Over a decade ago, on the Friday before Mother's day-I was told I might die or the alternative, I would need a heart transplant. Maybe one day I'll tell the long version but the shorter one is that obviously neither happened. For many, many years I was feeling incredibly good. I had a whole new perspective on life and felt like a cat who was given another life. Lately things have not been so great but I thought it was just aging (yes, I'm officially middle aged). However, last week I went to the doctor over something very minor and am now facing a brain MRI. So far we are not hearing such good things. I hope to come back and change this post in less than a week.
None of us know how long we have.
We recently lost a loved one. I wish I had known him better but I knew enough to confirm my belief that people should not all be made like so many cookies-with cookie cutters. How boring that would be!
I do not define my spiritual beliefs with a denomination affiliation but I believe in God. For many years I thought I had to earn God's love. I viewed God as a big, rather strict, Father in the sky who was mostly unhappy with me. That has changed completely. God is LOVING. I don't claim to know it all, as often and as much as I have read the Bible, I just basically have a confession: I really don't get it. I choose to live and love completely and try hard not to intentionally hurt another person.
So back to the story. I am so thankful that the doctor's prognosis was wrong and I didn't die but many people that I love did. My nephew died before he turned one. Both of my grandmothers passed away. I lost an old boyfriend (and dear friend) in a plane accident.
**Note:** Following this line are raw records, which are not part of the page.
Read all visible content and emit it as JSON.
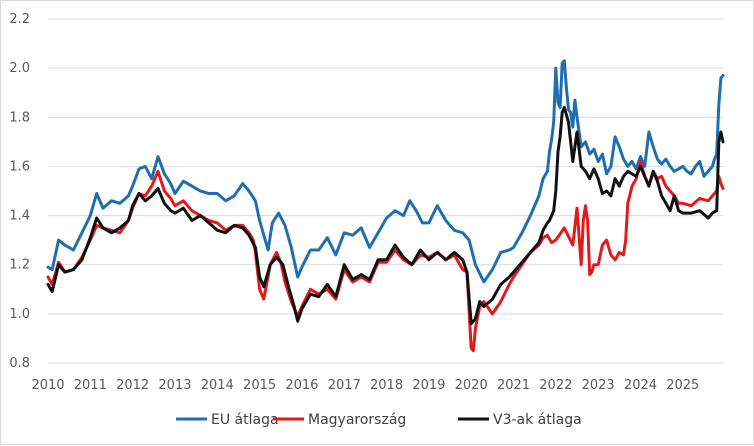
{
  "chart_data": {
    "type": "line",
    "title": "",
    "xlabel": "",
    "ylabel": "",
    "xlim": [
      2010.0,
      2025.95
    ],
    "ylim": [
      0.8,
      2.2
    ],
    "y_ticks": [
      "0.8",
      "1.0",
      "1.2",
      "1.4",
      "1.6",
      "1.8",
      "2.0",
      "2.2"
    ],
    "x_ticks": [
      "2010",
      "2011",
      "2012",
      "2013",
      "2014",
      "2015",
      "2016",
      "2017",
      "2018",
      "2019",
      "2020",
      "2021",
      "2022",
      "2023",
      "2024",
      "2025"
    ],
    "grid": "horizontal",
    "legend_position": "bottom",
    "series": [
      {
        "name": "EU átlaga",
        "color": "#1f6fb0",
        "x": [
          2010.0,
          2010.1,
          2010.25,
          2010.4,
          2010.6,
          2010.8,
          2011.0,
          2011.15,
          2011.3,
          2011.5,
          2011.7,
          2011.9,
          2012.0,
          2012.15,
          2012.3,
          2012.45,
          2012.6,
          2012.75,
          2012.9,
          2013.0,
          2013.2,
          2013.4,
          2013.6,
          2013.8,
          2014.0,
          2014.2,
          2014.4,
          2014.6,
          2014.75,
          2014.9,
          2015.0,
          2015.1,
          2015.2,
          2015.3,
          2015.45,
          2015.6,
          2015.75,
          2015.9,
          2016.0,
          2016.2,
          2016.4,
          2016.6,
          2016.8,
          2017.0,
          2017.2,
          2017.4,
          2017.6,
          2017.8,
          2018.0,
          2018.2,
          2018.4,
          2018.55,
          2018.7,
          2018.85,
          2019.0,
          2019.2,
          2019.4,
          2019.6,
          2019.8,
          2019.95,
          2020.1,
          2020.3,
          2020.5,
          2020.7,
          2020.9,
          2021.0,
          2021.2,
          2021.4,
          2021.6,
          2021.7,
          2021.8,
          2021.85,
          2021.9,
          2021.95,
          2022.0,
          2022.05,
          2022.1,
          2022.15,
          2022.2,
          2022.25,
          2022.3,
          2022.35,
          2022.4,
          2022.45,
          2022.5,
          2022.6,
          2022.7,
          2022.8,
          2022.9,
          2023.0,
          2023.1,
          2023.2,
          2023.3,
          2023.4,
          2023.5,
          2023.6,
          2023.7,
          2023.8,
          2023.9,
          2024.0,
          2024.1,
          2024.2,
          2024.3,
          2024.4,
          2024.5,
          2024.6,
          2024.7,
          2024.8,
          2024.9,
          2025.0,
          2025.1,
          2025.2,
          2025.3,
          2025.4,
          2025.5,
          2025.6,
          2025.7,
          2025.75,
          2025.8,
          2025.85,
          2025.9,
          2025.95
        ],
        "values": [
          1.19,
          1.18,
          1.3,
          1.28,
          1.26,
          1.33,
          1.4,
          1.49,
          1.43,
          1.46,
          1.45,
          1.48,
          1.52,
          1.59,
          1.6,
          1.55,
          1.64,
          1.57,
          1.53,
          1.49,
          1.54,
          1.52,
          1.5,
          1.49,
          1.49,
          1.46,
          1.48,
          1.53,
          1.5,
          1.46,
          1.38,
          1.32,
          1.26,
          1.37,
          1.41,
          1.36,
          1.27,
          1.15,
          1.19,
          1.26,
          1.26,
          1.31,
          1.24,
          1.33,
          1.32,
          1.35,
          1.27,
          1.33,
          1.39,
          1.42,
          1.4,
          1.46,
          1.42,
          1.37,
          1.37,
          1.44,
          1.38,
          1.34,
          1.33,
          1.3,
          1.2,
          1.13,
          1.18,
          1.25,
          1.26,
          1.27,
          1.33,
          1.4,
          1.48,
          1.55,
          1.58,
          1.66,
          1.71,
          1.78,
          2.0,
          1.86,
          1.84,
          2.02,
          2.03,
          1.92,
          1.83,
          1.82,
          1.76,
          1.87,
          1.8,
          1.68,
          1.7,
          1.65,
          1.67,
          1.62,
          1.65,
          1.57,
          1.6,
          1.72,
          1.68,
          1.63,
          1.6,
          1.62,
          1.59,
          1.64,
          1.6,
          1.74,
          1.68,
          1.63,
          1.61,
          1.63,
          1.6,
          1.58,
          1.59,
          1.6,
          1.58,
          1.57,
          1.6,
          1.62,
          1.56,
          1.58,
          1.6,
          1.63,
          1.65,
          1.85,
          1.96,
          1.97
        ]
      },
      {
        "name": "Magyarország",
        "color": "#e31a1c",
        "x": [
          2010.0,
          2010.1,
          2010.25,
          2010.4,
          2010.6,
          2010.8,
          2011.0,
          2011.15,
          2011.3,
          2011.5,
          2011.7,
          2011.9,
          2012.0,
          2012.15,
          2012.3,
          2012.45,
          2012.6,
          2012.75,
          2012.9,
          2013.0,
          2013.2,
          2013.4,
          2013.6,
          2013.8,
          2014.0,
          2014.2,
          2014.4,
          2014.6,
          2014.75,
          2014.85,
          2014.9,
          2015.0,
          2015.1,
          2015.25,
          2015.4,
          2015.5,
          2015.6,
          2015.75,
          2015.9,
          2016.0,
          2016.2,
          2016.4,
          2016.6,
          2016.8,
          2017.0,
          2017.2,
          2017.4,
          2017.6,
          2017.8,
          2018.0,
          2018.2,
          2018.4,
          2018.6,
          2018.8,
          2019.0,
          2019.2,
          2019.4,
          2019.6,
          2019.8,
          2019.9,
          2020.0,
          2020.05,
          2020.1,
          2020.2,
          2020.3,
          2020.5,
          2020.7,
          2020.9,
          2021.0,
          2021.2,
          2021.4,
          2021.6,
          2021.7,
          2021.8,
          2021.9,
          2022.0,
          2022.2,
          2022.4,
          2022.5,
          2022.6,
          2022.65,
          2022.7,
          2022.75,
          2022.8,
          2022.85,
          2022.9,
          2023.0,
          2023.1,
          2023.2,
          2023.3,
          2023.4,
          2023.5,
          2023.6,
          2023.65,
          2023.7,
          2023.8,
          2023.9,
          2024.0,
          2024.1,
          2024.2,
          2024.3,
          2024.4,
          2024.5,
          2024.6,
          2024.7,
          2024.8,
          2024.9,
          2025.0,
          2025.2,
          2025.4,
          2025.6,
          2025.7,
          2025.8,
          2025.85,
          2025.9,
          2025.95
        ],
        "values": [
          1.15,
          1.12,
          1.21,
          1.17,
          1.18,
          1.23,
          1.3,
          1.36,
          1.35,
          1.34,
          1.33,
          1.38,
          1.43,
          1.49,
          1.48,
          1.52,
          1.58,
          1.5,
          1.47,
          1.44,
          1.46,
          1.42,
          1.4,
          1.38,
          1.37,
          1.34,
          1.36,
          1.36,
          1.33,
          1.3,
          1.25,
          1.1,
          1.06,
          1.2,
          1.25,
          1.21,
          1.13,
          1.05,
          0.99,
          1.03,
          1.1,
          1.08,
          1.1,
          1.06,
          1.18,
          1.13,
          1.15,
          1.13,
          1.21,
          1.21,
          1.26,
          1.22,
          1.2,
          1.24,
          1.23,
          1.25,
          1.22,
          1.24,
          1.18,
          1.17,
          0.86,
          0.85,
          0.94,
          1.03,
          1.05,
          1.0,
          1.05,
          1.12,
          1.15,
          1.2,
          1.25,
          1.28,
          1.31,
          1.32,
          1.29,
          1.3,
          1.35,
          1.28,
          1.43,
          1.2,
          1.38,
          1.44,
          1.38,
          1.16,
          1.17,
          1.2,
          1.2,
          1.28,
          1.3,
          1.24,
          1.22,
          1.25,
          1.24,
          1.3,
          1.45,
          1.52,
          1.55,
          1.62,
          1.56,
          1.52,
          1.58,
          1.55,
          1.56,
          1.52,
          1.5,
          1.48,
          1.45,
          1.45,
          1.44,
          1.47,
          1.46,
          1.48,
          1.5,
          1.56,
          1.53,
          1.51
        ]
      },
      {
        "name": "V3-ak átlaga",
        "color": "#111111",
        "x": [
          2010.0,
          2010.1,
          2010.25,
          2010.4,
          2010.6,
          2010.8,
          2011.0,
          2011.15,
          2011.3,
          2011.5,
          2011.7,
          2011.9,
          2012.0,
          2012.15,
          2012.3,
          2012.45,
          2012.6,
          2012.75,
          2012.9,
          2013.0,
          2013.2,
          2013.4,
          2013.6,
          2013.8,
          2014.0,
          2014.2,
          2014.4,
          2014.6,
          2014.75,
          2014.9,
          2015.0,
          2015.1,
          2015.25,
          2015.4,
          2015.55,
          2015.7,
          2015.8,
          2015.9,
          2016.0,
          2016.2,
          2016.4,
          2016.6,
          2016.8,
          2017.0,
          2017.2,
          2017.4,
          2017.6,
          2017.8,
          2018.0,
          2018.2,
          2018.4,
          2018.6,
          2018.8,
          2019.0,
          2019.2,
          2019.4,
          2019.6,
          2019.8,
          2019.9,
          2020.0,
          2020.1,
          2020.2,
          2020.3,
          2020.5,
          2020.7,
          2020.9,
          2021.0,
          2021.2,
          2021.4,
          2021.6,
          2021.7,
          2021.8,
          2021.85,
          2021.9,
          2021.95,
          2022.0,
          2022.05,
          2022.1,
          2022.15,
          2022.2,
          2022.3,
          2022.4,
          2022.45,
          2022.5,
          2022.6,
          2022.7,
          2022.8,
          2022.9,
          2023.0,
          2023.1,
          2023.2,
          2023.3,
          2023.4,
          2023.5,
          2023.6,
          2023.7,
          2023.8,
          2023.9,
          2024.0,
          2024.1,
          2024.2,
          2024.3,
          2024.4,
          2024.5,
          2024.6,
          2024.7,
          2024.8,
          2024.9,
          2025.0,
          2025.2,
          2025.4,
          2025.6,
          2025.7,
          2025.8,
          2025.85,
          2025.9,
          2025.95
        ],
        "values": [
          1.12,
          1.09,
          1.2,
          1.17,
          1.18,
          1.22,
          1.31,
          1.39,
          1.35,
          1.33,
          1.35,
          1.38,
          1.44,
          1.49,
          1.46,
          1.48,
          1.51,
          1.45,
          1.42,
          1.41,
          1.43,
          1.38,
          1.4,
          1.37,
          1.34,
          1.33,
          1.36,
          1.35,
          1.32,
          1.27,
          1.15,
          1.11,
          1.2,
          1.23,
          1.2,
          1.1,
          1.04,
          0.97,
          1.02,
          1.08,
          1.07,
          1.12,
          1.07,
          1.2,
          1.14,
          1.16,
          1.14,
          1.22,
          1.22,
          1.28,
          1.23,
          1.2,
          1.26,
          1.22,
          1.25,
          1.22,
          1.25,
          1.22,
          1.17,
          0.96,
          0.98,
          1.05,
          1.03,
          1.06,
          1.12,
          1.15,
          1.17,
          1.21,
          1.25,
          1.29,
          1.34,
          1.37,
          1.38,
          1.4,
          1.42,
          1.5,
          1.66,
          1.72,
          1.82,
          1.84,
          1.78,
          1.62,
          1.68,
          1.74,
          1.6,
          1.58,
          1.55,
          1.59,
          1.55,
          1.49,
          1.5,
          1.48,
          1.55,
          1.52,
          1.56,
          1.58,
          1.57,
          1.56,
          1.6,
          1.56,
          1.52,
          1.58,
          1.54,
          1.48,
          1.45,
          1.42,
          1.48,
          1.42,
          1.41,
          1.41,
          1.42,
          1.39,
          1.41,
          1.42,
          1.7,
          1.74,
          1.7
        ]
      }
    ]
  }
}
Get to know the people in your lives that you have been thinking are too different or that their lives are too different from yours-whether it is the church they go to, their social status, their appearance, whatever. We are all human and God loves us ALL. By getting to know them you may learn something. You may find your own world is too "cookie cutterish".
If someone has hurt you and you haven't forgiven them, do so now. Give them a chance.
As Marianne Williamson says in her book Return to Love, "Forgiveness is the key to inner peace because it is the mental technique by which our thoughts are transformed from fear to love." Choose love.
None of us know how long we have to live.
None of us know how long the people we love have to live.